編集後記
(30周年を迎えられますね、おめでとうございます編)

中矢[酔ってないときは、海月の宇海]陽子

 ジャジャーン!
 今年はなんと、谷甲州先生の作家生活30周年でございます!
 おめでとうございまーす!!パチパチパチ。
 天が我らに谷甲州作品を与えたもうてから30年もの月日が流れたのです。そしてこの「こうしゅうえいせい」も第20号。こんな記念すべき号の編集後記を書く機会を頂き、光栄のあまり、書けないよぅ誰か代わって〜と涙がこぼれそうになっております。

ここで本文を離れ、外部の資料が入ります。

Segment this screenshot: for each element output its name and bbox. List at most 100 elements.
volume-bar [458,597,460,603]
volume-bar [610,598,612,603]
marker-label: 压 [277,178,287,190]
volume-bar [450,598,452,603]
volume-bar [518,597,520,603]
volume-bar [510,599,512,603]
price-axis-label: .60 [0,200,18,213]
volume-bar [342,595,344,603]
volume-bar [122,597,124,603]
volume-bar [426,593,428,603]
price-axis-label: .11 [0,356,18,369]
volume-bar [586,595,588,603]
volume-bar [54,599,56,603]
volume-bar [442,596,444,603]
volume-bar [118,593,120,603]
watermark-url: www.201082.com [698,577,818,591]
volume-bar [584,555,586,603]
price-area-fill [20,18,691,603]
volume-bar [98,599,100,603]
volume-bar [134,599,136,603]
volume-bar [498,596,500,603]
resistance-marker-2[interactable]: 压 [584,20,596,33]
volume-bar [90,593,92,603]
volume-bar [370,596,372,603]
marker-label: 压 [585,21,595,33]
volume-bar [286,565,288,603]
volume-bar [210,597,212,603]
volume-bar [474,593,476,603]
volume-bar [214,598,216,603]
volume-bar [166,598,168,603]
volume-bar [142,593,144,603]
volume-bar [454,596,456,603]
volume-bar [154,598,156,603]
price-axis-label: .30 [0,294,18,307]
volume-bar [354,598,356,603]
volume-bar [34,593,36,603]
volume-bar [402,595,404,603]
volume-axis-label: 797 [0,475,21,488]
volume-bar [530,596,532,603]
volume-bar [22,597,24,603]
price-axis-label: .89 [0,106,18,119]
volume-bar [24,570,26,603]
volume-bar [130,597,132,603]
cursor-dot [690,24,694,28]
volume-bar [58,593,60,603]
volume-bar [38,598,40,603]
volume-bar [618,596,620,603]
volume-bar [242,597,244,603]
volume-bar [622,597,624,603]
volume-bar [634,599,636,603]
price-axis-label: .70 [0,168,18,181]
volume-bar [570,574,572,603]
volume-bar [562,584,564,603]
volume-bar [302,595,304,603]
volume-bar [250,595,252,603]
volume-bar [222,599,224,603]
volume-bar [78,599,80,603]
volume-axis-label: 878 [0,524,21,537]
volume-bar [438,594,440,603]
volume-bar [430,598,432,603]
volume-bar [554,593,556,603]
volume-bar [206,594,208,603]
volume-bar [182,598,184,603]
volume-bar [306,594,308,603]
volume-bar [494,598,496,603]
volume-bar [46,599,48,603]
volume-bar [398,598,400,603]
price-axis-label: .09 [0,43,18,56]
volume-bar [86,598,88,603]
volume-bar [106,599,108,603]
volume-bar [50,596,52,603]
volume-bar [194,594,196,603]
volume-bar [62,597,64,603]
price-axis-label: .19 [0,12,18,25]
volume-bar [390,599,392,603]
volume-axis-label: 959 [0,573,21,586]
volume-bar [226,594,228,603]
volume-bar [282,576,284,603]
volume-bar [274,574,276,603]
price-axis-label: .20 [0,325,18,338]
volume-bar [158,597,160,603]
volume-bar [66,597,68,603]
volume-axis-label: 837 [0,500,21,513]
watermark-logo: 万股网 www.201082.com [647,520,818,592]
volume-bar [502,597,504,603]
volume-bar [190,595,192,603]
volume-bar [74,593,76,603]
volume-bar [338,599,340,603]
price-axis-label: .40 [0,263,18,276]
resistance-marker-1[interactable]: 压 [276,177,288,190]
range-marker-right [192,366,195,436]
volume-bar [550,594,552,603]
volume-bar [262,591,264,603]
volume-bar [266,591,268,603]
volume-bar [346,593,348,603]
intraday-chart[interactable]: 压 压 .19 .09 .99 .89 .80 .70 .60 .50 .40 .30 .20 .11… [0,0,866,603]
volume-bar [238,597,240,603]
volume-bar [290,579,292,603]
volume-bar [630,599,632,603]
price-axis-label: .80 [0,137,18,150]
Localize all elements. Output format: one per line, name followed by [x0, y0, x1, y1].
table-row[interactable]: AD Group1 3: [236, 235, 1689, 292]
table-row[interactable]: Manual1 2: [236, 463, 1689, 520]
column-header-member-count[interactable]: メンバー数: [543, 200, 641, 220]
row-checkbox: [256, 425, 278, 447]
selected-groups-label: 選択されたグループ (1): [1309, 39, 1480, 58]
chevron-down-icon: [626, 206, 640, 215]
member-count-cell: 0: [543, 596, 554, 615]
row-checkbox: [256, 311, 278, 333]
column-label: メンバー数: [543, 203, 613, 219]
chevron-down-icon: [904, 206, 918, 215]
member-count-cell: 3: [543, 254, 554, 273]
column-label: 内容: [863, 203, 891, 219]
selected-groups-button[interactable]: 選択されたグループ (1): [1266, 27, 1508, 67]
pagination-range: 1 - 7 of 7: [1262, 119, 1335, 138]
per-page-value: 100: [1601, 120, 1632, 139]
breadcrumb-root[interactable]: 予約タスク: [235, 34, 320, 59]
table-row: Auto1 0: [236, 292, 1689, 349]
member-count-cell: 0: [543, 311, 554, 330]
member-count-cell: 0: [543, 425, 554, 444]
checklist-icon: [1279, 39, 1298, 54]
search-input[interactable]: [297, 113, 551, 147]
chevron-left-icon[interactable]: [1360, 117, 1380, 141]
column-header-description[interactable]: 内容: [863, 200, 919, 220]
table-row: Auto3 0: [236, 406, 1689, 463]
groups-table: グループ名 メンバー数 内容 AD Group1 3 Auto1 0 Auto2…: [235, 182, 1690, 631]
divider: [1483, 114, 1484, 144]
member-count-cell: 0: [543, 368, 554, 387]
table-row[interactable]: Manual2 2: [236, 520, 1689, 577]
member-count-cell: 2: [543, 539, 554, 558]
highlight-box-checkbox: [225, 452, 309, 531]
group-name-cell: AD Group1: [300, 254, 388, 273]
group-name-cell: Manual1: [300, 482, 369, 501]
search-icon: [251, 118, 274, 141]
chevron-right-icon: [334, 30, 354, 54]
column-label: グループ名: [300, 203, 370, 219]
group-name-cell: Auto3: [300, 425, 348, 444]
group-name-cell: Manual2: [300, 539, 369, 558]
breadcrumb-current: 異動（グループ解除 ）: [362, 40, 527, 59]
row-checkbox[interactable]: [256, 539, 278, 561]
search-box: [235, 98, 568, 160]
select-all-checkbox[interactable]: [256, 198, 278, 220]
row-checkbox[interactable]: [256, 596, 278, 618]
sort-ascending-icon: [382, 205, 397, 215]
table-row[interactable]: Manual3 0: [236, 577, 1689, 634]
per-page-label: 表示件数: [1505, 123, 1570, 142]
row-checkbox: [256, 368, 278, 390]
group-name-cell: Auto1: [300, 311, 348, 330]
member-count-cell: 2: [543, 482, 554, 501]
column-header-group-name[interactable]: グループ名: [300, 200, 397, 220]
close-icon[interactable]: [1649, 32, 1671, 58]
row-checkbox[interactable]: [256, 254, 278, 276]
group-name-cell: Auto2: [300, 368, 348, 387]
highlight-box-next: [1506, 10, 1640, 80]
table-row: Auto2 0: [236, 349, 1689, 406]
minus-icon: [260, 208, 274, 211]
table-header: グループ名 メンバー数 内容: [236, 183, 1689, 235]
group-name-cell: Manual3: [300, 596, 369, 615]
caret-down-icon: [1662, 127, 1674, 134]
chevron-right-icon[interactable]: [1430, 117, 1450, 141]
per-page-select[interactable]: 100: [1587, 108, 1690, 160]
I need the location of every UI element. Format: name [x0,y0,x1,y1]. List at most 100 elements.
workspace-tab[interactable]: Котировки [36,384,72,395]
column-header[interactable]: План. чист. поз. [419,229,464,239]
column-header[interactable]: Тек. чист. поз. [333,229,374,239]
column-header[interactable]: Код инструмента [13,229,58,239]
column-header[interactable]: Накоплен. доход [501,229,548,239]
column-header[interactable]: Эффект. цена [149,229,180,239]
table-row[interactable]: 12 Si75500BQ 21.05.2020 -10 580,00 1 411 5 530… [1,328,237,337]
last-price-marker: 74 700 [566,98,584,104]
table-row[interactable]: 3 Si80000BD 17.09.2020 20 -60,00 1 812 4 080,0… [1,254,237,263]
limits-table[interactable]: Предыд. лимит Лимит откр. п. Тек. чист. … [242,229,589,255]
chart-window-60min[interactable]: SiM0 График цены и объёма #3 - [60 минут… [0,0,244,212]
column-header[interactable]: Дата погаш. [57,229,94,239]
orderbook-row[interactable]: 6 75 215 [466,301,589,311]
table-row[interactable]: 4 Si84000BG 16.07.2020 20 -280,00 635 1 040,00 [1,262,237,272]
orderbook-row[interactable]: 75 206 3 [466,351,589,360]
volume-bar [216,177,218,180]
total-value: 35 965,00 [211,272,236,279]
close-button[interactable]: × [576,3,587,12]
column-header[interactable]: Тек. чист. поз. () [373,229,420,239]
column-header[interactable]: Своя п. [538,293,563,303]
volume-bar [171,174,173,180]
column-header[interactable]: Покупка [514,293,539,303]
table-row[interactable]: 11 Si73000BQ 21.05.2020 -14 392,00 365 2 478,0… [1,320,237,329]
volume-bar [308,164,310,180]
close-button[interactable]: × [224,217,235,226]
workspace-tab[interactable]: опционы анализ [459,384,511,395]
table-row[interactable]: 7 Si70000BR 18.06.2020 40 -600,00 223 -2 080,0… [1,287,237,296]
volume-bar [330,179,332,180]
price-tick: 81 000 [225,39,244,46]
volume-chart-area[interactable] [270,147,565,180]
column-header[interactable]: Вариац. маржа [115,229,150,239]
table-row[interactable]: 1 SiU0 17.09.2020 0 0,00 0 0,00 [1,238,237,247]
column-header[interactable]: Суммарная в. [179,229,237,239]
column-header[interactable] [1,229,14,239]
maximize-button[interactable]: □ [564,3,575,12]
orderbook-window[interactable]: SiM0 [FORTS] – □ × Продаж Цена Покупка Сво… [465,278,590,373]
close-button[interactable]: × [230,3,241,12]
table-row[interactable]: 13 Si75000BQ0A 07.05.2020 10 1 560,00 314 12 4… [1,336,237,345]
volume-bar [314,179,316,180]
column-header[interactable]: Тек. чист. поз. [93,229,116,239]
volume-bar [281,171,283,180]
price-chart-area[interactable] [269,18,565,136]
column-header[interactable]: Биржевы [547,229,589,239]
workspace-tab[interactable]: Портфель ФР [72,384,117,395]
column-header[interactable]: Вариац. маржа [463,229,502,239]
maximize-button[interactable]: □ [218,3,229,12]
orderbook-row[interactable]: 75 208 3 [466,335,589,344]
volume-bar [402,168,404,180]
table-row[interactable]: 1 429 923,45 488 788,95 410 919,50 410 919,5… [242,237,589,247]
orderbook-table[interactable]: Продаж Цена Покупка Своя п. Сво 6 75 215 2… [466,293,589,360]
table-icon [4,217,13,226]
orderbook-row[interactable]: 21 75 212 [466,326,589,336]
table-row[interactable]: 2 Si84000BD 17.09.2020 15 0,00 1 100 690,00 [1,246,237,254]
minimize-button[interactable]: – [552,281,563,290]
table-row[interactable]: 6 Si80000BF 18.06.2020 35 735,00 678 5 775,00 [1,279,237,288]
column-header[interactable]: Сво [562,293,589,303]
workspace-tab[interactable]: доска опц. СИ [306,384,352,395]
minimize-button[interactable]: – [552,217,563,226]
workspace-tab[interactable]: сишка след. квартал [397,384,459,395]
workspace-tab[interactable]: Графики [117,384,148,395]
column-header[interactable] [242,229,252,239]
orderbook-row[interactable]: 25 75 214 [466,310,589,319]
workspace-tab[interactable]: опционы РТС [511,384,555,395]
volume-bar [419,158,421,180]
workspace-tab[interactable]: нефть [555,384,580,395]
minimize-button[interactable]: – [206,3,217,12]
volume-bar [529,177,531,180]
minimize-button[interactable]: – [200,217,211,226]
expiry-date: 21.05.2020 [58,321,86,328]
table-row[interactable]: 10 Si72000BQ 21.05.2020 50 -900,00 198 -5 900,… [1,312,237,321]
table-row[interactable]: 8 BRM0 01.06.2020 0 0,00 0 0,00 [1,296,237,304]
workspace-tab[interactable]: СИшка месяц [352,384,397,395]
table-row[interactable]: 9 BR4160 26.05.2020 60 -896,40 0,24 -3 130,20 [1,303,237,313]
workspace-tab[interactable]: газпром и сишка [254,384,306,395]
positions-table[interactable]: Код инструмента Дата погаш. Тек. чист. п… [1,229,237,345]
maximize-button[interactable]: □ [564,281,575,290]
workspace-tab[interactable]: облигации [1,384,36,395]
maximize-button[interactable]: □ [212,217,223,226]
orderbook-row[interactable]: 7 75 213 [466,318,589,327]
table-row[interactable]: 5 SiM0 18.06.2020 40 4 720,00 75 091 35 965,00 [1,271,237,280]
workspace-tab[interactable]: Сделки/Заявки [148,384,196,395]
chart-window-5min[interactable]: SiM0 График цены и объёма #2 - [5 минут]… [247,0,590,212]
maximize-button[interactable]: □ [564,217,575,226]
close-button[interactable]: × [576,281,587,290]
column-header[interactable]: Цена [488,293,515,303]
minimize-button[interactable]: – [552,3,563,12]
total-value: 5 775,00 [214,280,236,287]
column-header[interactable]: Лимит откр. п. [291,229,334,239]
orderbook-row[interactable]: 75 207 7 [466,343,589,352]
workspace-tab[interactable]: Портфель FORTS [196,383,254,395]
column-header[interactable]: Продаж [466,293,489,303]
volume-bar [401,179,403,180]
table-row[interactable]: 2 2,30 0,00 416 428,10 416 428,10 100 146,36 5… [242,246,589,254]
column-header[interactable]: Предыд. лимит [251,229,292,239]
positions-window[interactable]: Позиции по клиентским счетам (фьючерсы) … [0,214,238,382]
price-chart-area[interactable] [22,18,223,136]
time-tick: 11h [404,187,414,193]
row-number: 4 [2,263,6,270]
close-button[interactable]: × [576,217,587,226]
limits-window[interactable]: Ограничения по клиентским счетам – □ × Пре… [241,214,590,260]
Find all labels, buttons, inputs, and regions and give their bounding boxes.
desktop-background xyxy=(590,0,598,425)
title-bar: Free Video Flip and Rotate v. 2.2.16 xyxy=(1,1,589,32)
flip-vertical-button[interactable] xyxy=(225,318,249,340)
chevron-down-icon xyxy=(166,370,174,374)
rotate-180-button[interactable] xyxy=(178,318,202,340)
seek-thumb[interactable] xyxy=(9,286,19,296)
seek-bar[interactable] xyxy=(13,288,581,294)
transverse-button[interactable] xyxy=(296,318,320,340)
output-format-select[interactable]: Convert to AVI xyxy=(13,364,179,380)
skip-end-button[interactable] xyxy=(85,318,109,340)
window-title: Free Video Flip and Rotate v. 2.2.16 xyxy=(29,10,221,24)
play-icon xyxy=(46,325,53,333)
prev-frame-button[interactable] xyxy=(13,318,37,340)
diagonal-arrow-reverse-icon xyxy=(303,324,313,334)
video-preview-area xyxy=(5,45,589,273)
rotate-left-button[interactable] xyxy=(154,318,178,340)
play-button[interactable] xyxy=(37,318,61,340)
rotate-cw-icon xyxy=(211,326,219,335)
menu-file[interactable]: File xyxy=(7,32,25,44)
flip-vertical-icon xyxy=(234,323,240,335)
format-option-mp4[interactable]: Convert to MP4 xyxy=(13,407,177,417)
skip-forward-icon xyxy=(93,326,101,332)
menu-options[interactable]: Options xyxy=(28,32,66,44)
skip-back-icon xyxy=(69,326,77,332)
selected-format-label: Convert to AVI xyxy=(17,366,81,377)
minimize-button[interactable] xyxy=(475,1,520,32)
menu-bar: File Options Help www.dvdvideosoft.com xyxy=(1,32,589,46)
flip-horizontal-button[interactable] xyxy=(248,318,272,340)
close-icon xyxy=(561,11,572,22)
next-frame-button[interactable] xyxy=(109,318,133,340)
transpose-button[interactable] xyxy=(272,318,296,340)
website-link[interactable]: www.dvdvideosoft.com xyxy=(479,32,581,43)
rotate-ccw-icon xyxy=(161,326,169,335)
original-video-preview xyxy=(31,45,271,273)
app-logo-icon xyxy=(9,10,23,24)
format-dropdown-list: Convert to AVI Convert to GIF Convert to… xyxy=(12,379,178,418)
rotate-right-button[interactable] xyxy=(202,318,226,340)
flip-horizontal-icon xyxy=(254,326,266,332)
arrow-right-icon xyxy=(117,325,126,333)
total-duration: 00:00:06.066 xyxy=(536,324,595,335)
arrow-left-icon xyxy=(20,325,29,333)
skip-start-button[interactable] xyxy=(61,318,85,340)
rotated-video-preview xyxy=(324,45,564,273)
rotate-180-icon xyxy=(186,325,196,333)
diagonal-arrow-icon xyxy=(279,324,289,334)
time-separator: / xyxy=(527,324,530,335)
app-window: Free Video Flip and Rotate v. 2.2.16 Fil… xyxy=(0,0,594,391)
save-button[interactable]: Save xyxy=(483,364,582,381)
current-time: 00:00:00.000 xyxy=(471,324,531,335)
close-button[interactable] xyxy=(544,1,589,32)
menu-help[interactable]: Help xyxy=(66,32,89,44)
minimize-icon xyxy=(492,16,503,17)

 私自身の谷甲州先生の作品との初めての出会いは、大学のSF研の読書会で薦められた「惑星CB−8越冬隊」でした。実はその時の感想は、寒いよう寒いよう凍っちゃうよう寒いよう・・・と思ったことしか覚えていません。ストーリーもあったはずなのですが、とにかく寒い印象が強すぎて。その時には、それから何十年後かに、こんな所でこんなものを書くことになろうとは思ってもいませんでした。なにしろSF研とはいってもその中はSF派とFT派に分かれており、私は思いっきりFT派でSFは私には難しすぎて読めません!と豪語していたのですから。ですから何年か後にやはり友人に薦められて違う作品を読み始めて止まらなくなったとき、おかしい、SFのはずなのに面白い、と自分で自分に戸惑ってしまいました。そして翌年のSF研のOB会での近況報告のときには、谷甲州先生のファンクラブに入りました!谷甲州先生の作品は私が読んでも面白かったのでSFかと思っていましたが実はファンタジーかもしれません!と宣言して、学生時代からずっと谷先生のファンだったSF派の人々にのけぞられてしまったのでした。今振り返ると、小説をなんとかSFとFTに振り分けようとしていた自分が気恥ずかしく思えますね。でもそれがきっかけでSFに対するアレルギーが薄まり、より幅広い作品を素直に楽しめるようになりました。そういう意味でも、谷先生は実は密かに私の恩人でもあります。

 今年の「こうしゅうえいせい」は例年にない原稿の集まり具合で、編集現場では手だか書き手だか猫の手だかが足りないと魂の叫びが飛び交いつつの作業になっております。が、精鋭編集員たちが見事完成に漕ぎつけるであろうことは疑う余地もありません。

 というわけで、今年も皆様のお手元に青年人外協力隊会誌「こうしゅうえいせい・こうしゅうえいせい」を無事お届けいたします(たぶん)。